Jeremy Lai’s Message
Many investors have heard the saying: “A stock’s long-term performance depends on a company’s long-term results,” and the statement itself isn’t wrong. If a company can continuously increase its profits, the stock price will naturally rise. However, holding a stock long-term requires accurately predicting the company’s future development—and that is not an easy task.
Evaluating a company’s prospects involves numerous factors: industry cycles, management quality, policy changes, capital costs, competitive landscape… a variable change in any one of these is enough to shift the long-term trend. By comparison, learning technical analysis and grasping market rhythm is a more practical and repeatable skill.
This is less of a concern if you hold major blue-chip stocks, as their earnings visibility is relatively high and volatility is lower. But here’s the problem—the average annual return for blue chips is only about 10%. For investors with smaller principal, this return means relying solely on time to achieve results, waiting ten or twenty years to see the true effect of compounding.
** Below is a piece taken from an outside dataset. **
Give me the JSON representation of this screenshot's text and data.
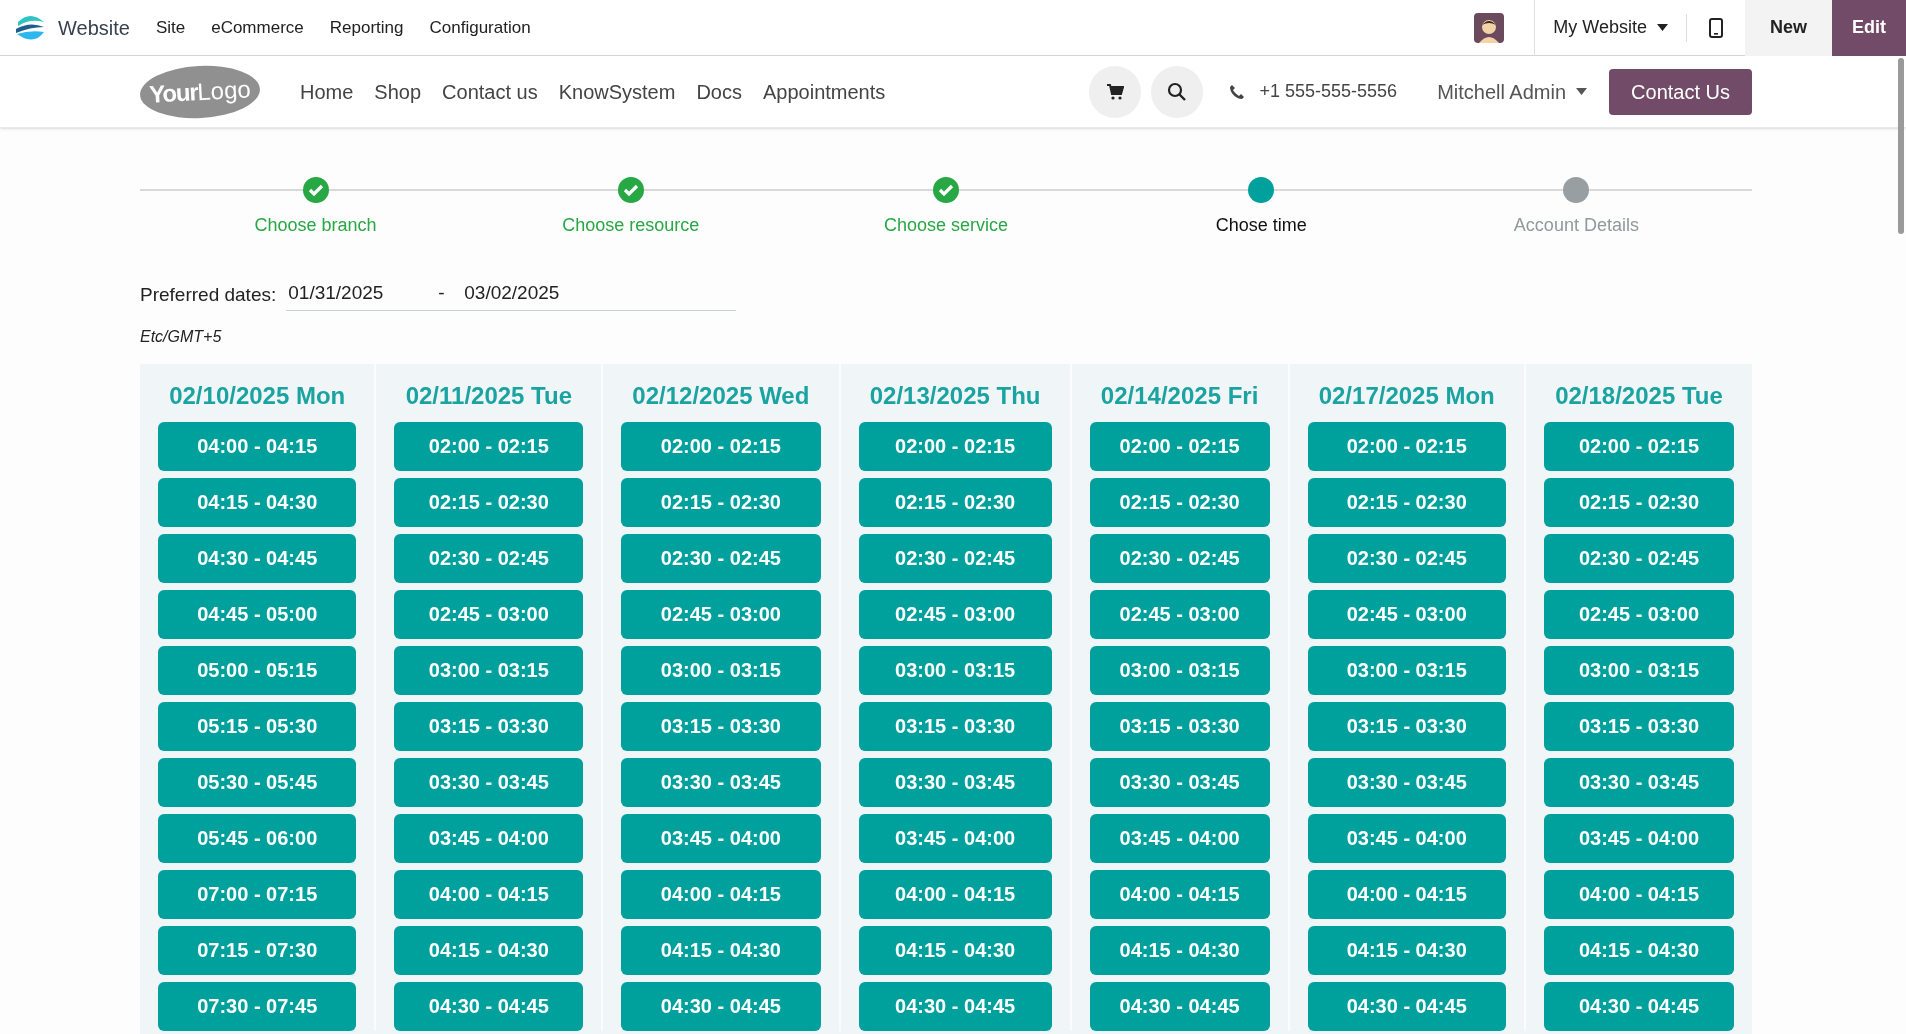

My own investment philosophy is simple: the goal is to generate stable cash flow monthly, or even daily, rather than waiting for “future assets” that ripen a decade later. Opportunities exist every day in the market. As long as you know how to seize the rhythm, control risk, and set reasonable targets, you can achieve consistent short-term appreciation.
Long-term investing isn’t wrong; it just isn’t suitable for everyone. Choosing an investment strategy that fits your personality and goals is the true path to sustained success.